Pola konsumsi pangan lokal di Indonesia mengalami pergeseran signifikan, dari beragam bahan pangan, kini didominasi beras dan terigu. Kebijakan pangan yang memprioritaskan beras sebagai bahan pokok menyebabkan rendahnya apresiasi terhadap pangan khas lokal.
Homogenitas tersebut dapat mengancam ketahanan dan kedaulatan pangan nasional. Untuk itu, Direktorat Kepercayaan Terhadap Tuhan Yang Maha Esa, Ditjen Kebudayaan, Kementerian Pendidikan, Budaya, Riset, dan Teknologi meluncurkan prakarsa Sekolah Lapang Kearifan Lokal (SLKL) pada 2021.
Bersama masyarakat adat, SLKL menjadi kegiatan pendidikan untuk meningkatkan pengelolaan sumber daya alam berdasarkan pengetahuan tradisional dan ilmu pengetahuan modern, dengan fokus pada pertanian, perikanan, kehutanan, dan praktik ramah lingkungan.
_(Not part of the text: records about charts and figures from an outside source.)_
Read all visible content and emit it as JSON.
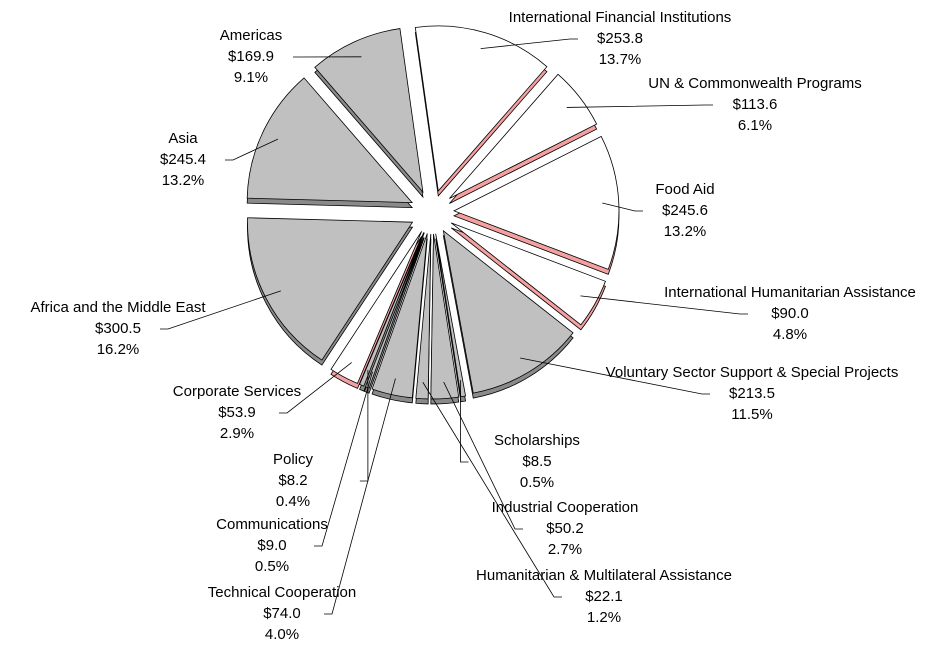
{
  "chart_data": {
    "type": "pie",
    "categories": [
      "International Financial Institutions",
      "UN & Commonwealth Programs",
      "Food Aid",
      "International Humanitarian Assistance",
      "Voluntary Sector Support & Special Projects",
      "Scholarships",
      "Industrial Cooperation",
      "Humanitarian & Multilateral Assistance",
      "Technical Cooperation",
      "Communications",
      "Policy",
      "Corporate Services",
      "Africa and the Middle East",
      "Asia",
      "Americas"
    ],
    "values": [
      253.8,
      113.6,
      245.6,
      90.0,
      213.5,
      8.5,
      50.2,
      22.1,
      74.0,
      9.0,
      8.2,
      53.9,
      300.5,
      245.4,
      169.9
    ],
    "value_labels": [
      "$253.8",
      "$113.6",
      "$245.6",
      "$90.0",
      "$213.5",
      "$8.5",
      "$50.2",
      "$22.1",
      "$74.0",
      "$9.0",
      "$8.2",
      "$53.9",
      "$300.5",
      "$245.4",
      "$169.9"
    ],
    "percent_labels": [
      "13.7%",
      "6.1%",
      "13.2%",
      "4.8%",
      "11.5%",
      "0.5%",
      "2.7%",
      "1.2%",
      "4.0%",
      "0.5%",
      "0.4%",
      "2.9%",
      "16.2%",
      "13.2%",
      "9.1%"
    ],
    "colors": [
      "#ffffff",
      "#ffffff",
      "#ffffff",
      "#ffffff",
      "#c0c0c0",
      "#c0c0c0",
      "#c0c0c0",
      "#c0c0c0",
      "#c0c0c0",
      "#c0c0c0",
      "#c0c0c0",
      "#ffffff",
      "#c0c0c0",
      "#c0c0c0",
      "#c0c0c0"
    ]
  }
}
SLKL bertujuan mengurangi ketergantungan pada beras, melindungi dan memanfaatkan budaya pangan lokal, memperkuat jejaring masyarakat adat, dan mendorong partisipasi anak muda. SLKL menerapkan prinsip partisipatif, inklusif, gotong royong, kontekstual, bermanfaat, dan berkelanjutan.
Selama tiga tahun terakhir, SLKL telah tersebar di 16 wilayah masyarakat adat Indonesia, termasuk Jawa, Kalimantan, Nusa Tenggara, dan Papua. SLKL juga mendorong ekspresi budaya masyarakat adat melalui berbagai kegiatan tradisional.
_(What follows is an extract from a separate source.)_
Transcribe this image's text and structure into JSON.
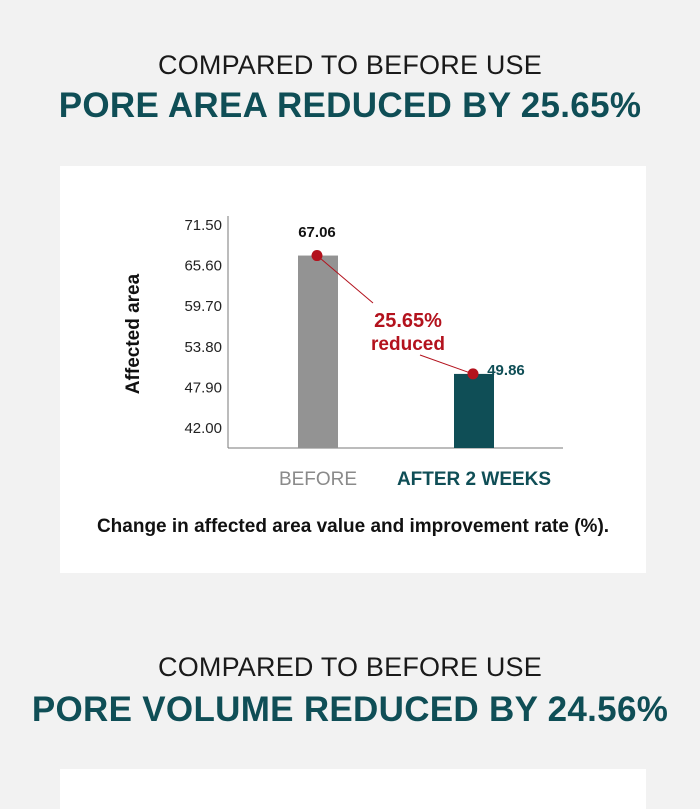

Sebagai contoh, kegiatan “Gelekat Lembata” dari Suku Edang Lamaholot, melibatkan perempuan dari 12 kampung adat untuk mengenalkan pangan lokal seperti jewawut, jali, sorgum, ubi, labu, sintrong, dan buah kundur. Selain itu, ada “Festival Tokok Sagu” oleh Suku Skouw bertujuan mewariskan pengetahuan sagu dari tetua adat.
Dengan semakin meluasnya inisiatif SLKL dan partisipasi aktif masyarakat adat, kesadaran akan pentingnya keragaman pangan lokal dapat meningkat. Inisiatif ini dapat memperkuat ketahanan pangan nasional dan memastikan bahwa kekayaan budaya dan kearifan pangan lokal tetap terjaga dan diteruskan oleh generasi mendatang.